BACKSTORY | March 29, 2011
I’m a big fan of Al Ries. He co-wrote POSITIONING with Jack Trout in 1980 and its become a bedrock marketing strategy book. His recent Ad Age articles about branding in the today’s social media world and the dangers of discounting are spot-on. However, I disagreed with Al’s article from March 7, 2005 saying, “Marketing is 90% strategy and 10% execution.” The following post explains the importance of execution in making retail magic happen.
Originally posted on March 8, 2005
There’s been some blog chatter on Al Ries’ latest Ad Age article, “What CEOs Just Don’t Get About Marketing.”
I think Ries’ penchant for hyperbole is overshadowing the crux of his argument that good execution of a bad marketing strategy will not deliver exceptional results.
However, I can’t blame anyone for jumping all over him when he writes such blanketed statements like, “Marketing is 90% strategy and 10% execution. With the right name, the right target audience, the right position and the right timing, most marketing programs are bound to work. The difficult part is the 90%. The easy part is the 10%.”
Has Ries undervalued the importance of people (employees) executing a marketing program? Oh yes ... he has grossly undervalued the importance of people making marketing happen.

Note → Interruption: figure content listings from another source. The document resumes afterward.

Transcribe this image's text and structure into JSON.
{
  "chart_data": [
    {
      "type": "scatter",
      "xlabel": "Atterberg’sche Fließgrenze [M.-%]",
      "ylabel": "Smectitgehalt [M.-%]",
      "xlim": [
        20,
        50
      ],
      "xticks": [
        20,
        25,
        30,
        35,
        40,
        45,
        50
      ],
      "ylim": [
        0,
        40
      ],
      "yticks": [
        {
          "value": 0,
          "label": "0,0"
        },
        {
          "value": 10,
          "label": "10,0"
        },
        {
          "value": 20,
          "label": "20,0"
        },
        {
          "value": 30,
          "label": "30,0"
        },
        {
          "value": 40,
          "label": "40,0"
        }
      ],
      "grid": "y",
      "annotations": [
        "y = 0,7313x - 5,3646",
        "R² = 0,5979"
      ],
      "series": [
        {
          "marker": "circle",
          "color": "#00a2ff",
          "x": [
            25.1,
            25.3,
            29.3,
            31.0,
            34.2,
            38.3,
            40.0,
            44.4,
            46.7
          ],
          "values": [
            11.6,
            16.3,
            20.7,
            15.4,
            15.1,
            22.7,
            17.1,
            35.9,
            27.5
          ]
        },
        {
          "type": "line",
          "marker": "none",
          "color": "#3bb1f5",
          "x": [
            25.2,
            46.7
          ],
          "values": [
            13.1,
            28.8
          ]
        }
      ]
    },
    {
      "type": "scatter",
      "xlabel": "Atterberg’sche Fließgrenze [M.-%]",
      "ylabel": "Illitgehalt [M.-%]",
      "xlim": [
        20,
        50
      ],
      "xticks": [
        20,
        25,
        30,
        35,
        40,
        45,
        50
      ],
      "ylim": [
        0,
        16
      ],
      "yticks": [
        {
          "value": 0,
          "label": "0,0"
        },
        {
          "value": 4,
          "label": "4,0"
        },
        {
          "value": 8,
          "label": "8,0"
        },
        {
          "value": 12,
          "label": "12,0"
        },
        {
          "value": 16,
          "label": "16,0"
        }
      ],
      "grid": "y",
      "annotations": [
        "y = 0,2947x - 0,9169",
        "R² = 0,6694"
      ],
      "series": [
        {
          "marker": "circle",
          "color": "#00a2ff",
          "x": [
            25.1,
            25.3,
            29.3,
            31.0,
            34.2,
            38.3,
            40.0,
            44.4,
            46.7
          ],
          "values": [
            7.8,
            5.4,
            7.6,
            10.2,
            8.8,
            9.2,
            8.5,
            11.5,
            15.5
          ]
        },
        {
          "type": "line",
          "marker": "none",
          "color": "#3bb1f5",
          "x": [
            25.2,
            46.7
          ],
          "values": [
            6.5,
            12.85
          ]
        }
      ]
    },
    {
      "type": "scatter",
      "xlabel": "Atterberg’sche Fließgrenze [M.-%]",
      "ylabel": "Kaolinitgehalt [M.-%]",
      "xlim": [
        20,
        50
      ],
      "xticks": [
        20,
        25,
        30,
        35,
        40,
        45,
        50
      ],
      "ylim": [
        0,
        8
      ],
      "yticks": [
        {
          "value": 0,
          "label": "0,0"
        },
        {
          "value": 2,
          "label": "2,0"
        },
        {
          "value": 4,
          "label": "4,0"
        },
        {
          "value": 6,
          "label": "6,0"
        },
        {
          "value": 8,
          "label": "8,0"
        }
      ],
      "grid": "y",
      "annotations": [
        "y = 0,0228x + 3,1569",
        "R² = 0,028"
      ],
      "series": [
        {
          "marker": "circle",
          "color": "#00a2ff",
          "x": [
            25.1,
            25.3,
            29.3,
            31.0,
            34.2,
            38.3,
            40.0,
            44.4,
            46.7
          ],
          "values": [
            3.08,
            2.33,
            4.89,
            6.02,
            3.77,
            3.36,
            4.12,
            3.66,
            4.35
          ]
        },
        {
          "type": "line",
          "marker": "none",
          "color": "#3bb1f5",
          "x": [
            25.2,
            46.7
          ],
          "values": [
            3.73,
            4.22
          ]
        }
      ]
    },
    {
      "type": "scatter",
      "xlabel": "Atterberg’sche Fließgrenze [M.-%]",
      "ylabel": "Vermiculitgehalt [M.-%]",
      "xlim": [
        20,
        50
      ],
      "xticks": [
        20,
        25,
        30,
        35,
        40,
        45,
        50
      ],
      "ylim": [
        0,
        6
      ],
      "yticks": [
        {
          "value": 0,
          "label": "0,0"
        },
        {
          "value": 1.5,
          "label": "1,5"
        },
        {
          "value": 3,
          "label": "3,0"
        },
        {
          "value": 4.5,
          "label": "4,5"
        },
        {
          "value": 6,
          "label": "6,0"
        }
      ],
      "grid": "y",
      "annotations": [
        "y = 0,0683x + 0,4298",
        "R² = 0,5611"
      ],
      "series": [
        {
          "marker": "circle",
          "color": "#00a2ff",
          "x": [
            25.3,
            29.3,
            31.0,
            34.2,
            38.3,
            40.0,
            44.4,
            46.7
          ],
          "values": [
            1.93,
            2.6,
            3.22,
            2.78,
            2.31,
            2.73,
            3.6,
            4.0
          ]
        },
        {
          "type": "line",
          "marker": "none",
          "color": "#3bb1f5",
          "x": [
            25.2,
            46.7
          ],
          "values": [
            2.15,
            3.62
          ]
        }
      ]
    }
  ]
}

I just don’t buy his argument that most marketing programs are bound to work if the right name, right audience, right positioning, and right timing are in all place. I also disagree with his statement that the easiest part to a marketing program is the execution.
My experience at Starbucks Coffee and Whole Foods Market tells me marketing is more like 35% strategy and 65% execution. A so-so marketing strategy can deliver exceptional results if those responsible for executing it are informed and inspired to make retail magic happen. The real trick is how best to solve for informing and inspiring customer-facing employees to make retail magic happen.
Brand Examiner Paul and I wrote about one such way we solved for informing and inspiring Starbucks partners to make retail magic happen in a Fast Company blog posting from December of 2003. Click here to read about Blended Beverage Bingo.
So … from your experience, what % of marketing is strategy and what % is execution? Is it 90/10 or is it more 35/65?